An episode of the mobile phone drama Appointment is filmed in Shanghai. The show was made to be shown on mobile phone screens. [AP]
Its makers hope the 25-minute series will capture attention in China's crowded mobile phone market, where entrepreneurs are competing furiously to come up with the latest gimmick.

"Chinese people, especially, like new things," said Gang Wei, a 20-year-old student actress who is making her professional debut in the series. "They want what's next."

The competition is intense, but with 400 million customers in the world's biggest mobile phone market, China offers a potential jackpot to the company that invents a new craze.

Last year, one company debuted a mobile phone-based novel written to be transmitted in 70-word chapters.

In June, Chinese online service Tom Online Inc. announced a deal with U.S. movie studio Warner Bros. to offer games and animation to 60 million wireless customers.
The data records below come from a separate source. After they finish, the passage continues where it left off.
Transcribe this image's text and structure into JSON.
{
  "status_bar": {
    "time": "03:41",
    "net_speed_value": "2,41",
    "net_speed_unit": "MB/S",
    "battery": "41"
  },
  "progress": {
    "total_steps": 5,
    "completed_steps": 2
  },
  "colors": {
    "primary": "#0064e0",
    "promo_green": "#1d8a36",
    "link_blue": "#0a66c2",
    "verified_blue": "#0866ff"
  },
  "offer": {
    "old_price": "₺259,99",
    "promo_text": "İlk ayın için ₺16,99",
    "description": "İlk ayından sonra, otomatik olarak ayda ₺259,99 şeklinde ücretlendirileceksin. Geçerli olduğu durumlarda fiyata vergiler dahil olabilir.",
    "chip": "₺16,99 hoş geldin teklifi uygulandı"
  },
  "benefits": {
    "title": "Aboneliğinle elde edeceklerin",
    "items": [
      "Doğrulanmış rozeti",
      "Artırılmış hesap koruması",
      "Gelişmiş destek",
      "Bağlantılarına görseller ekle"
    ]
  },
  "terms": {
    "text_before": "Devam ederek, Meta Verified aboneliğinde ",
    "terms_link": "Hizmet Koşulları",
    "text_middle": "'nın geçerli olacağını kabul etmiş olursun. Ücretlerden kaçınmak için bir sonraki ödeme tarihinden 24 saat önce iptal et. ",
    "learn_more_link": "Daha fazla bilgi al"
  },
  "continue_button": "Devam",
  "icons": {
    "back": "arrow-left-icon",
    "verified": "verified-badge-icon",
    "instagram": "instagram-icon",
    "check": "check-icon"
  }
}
The latest innovation comes from Beijing's Le-TV Media Group Corp., which says Appointment is China's first TV show made just for mobile phones.

Few will be able to see it, though.

The series can be viewed only on sophisticated phones with Internet connections made by South Korea's LG Electronics Inc., one of the sponsors of Appointment.
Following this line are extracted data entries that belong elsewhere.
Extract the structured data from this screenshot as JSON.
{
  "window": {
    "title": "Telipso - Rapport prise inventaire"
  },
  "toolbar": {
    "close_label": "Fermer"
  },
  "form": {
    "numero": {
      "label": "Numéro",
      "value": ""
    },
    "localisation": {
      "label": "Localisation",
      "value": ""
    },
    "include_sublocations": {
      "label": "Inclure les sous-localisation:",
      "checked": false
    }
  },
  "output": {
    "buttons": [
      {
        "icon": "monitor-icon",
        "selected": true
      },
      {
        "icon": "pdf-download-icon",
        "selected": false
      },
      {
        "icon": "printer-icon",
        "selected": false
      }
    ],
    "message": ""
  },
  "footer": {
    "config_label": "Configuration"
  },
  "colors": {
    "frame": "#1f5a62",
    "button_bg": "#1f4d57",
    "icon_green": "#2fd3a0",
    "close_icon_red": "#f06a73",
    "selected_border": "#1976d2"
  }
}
The LG phones cost about $850 — a lavish sum in a country where the average person makes less than $1,000 a year. The price of the average Chinese mobile phone is closer to $150 and the most bare-bones model can cost as little as $36.

"It will show what the latest phone technology can do," said Le-TV Media general manager Liu Hong.
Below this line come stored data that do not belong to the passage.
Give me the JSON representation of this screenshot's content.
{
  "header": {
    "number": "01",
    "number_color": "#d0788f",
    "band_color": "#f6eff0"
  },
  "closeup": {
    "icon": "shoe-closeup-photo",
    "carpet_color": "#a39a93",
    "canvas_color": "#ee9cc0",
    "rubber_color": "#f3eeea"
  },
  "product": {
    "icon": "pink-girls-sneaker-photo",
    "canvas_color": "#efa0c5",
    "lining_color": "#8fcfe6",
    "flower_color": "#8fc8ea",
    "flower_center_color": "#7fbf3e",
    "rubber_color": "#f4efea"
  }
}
Appointment is just one early example of what's being pegged as the next boom in mobile entertainment after music, though some industry observers have doubts about whether users will pay very much to watch TV on a phone's tiny screen.

This year, Twentieth Television introduced in the U.S. and elsewhere a cellular spinoff of its Fox network suspense serial, 24. Called "24: Conspiracy, this series of 24 original one-minute "mobisodes" (short for mobile episodes) was produced complete with opening titles and cliffhangers. But 24: Conspiracy could play to only a select U.S. audience: Verizon customers with phones equipped for this premium service and located in the limited number of markets that offer it.

A new form of storytelling, Cell TV means new challenges for actors, who must tell their story quickly in tight shots.

"The gestures I make are very limited," said Luo Ji, who plays one of Gang's suitors. "Your emotions should only come from facial expressions. It's quite difficult acting."

"A mobile phone screen is only so big, so it doesn't make sense to have shots that are very wide." said Yu Enyuan, general manager of Le-TV's sister company XBell Technology Group.

Yu originated the idea of filming a mobile phone drama.

"There's very little dialogue — just a lot of close-ups and gestures, with a soundtrack that'll be added in editing," he said. "We're pursuing a dreamlike beauty."

The series was filmed on a budget of $360,000.

Le-TV Media hopes to pay for this production entirely through company sponsorships. But if the technology proves popular, viewers would pay to watch future programs.

Such services, however, are competing for a small group of customers at the top end of the Chinese mobile phone market.

The vast majority of customers sign up for cut-rate services that offer only the features they need, with no premium text-messaging or roaming.

Such low-cost accessibility has made mobile phones universal. No small-town taxi driver's business card is complete without a mobile phone number. Women switch phone covers to color coordinate with their outfits. During the morning commute, subway cars are filled with the trilling of ring tones based on tunes ranging from Greensleeves to the theme from the TV series Dallas.

A mobile phone TV drama is perfect for a viewer waiting to catch a plane, riding a bus or relaxing after a big meal, Liu said.

"Just as computers changed our lives completely," he said, "so will mobile phones."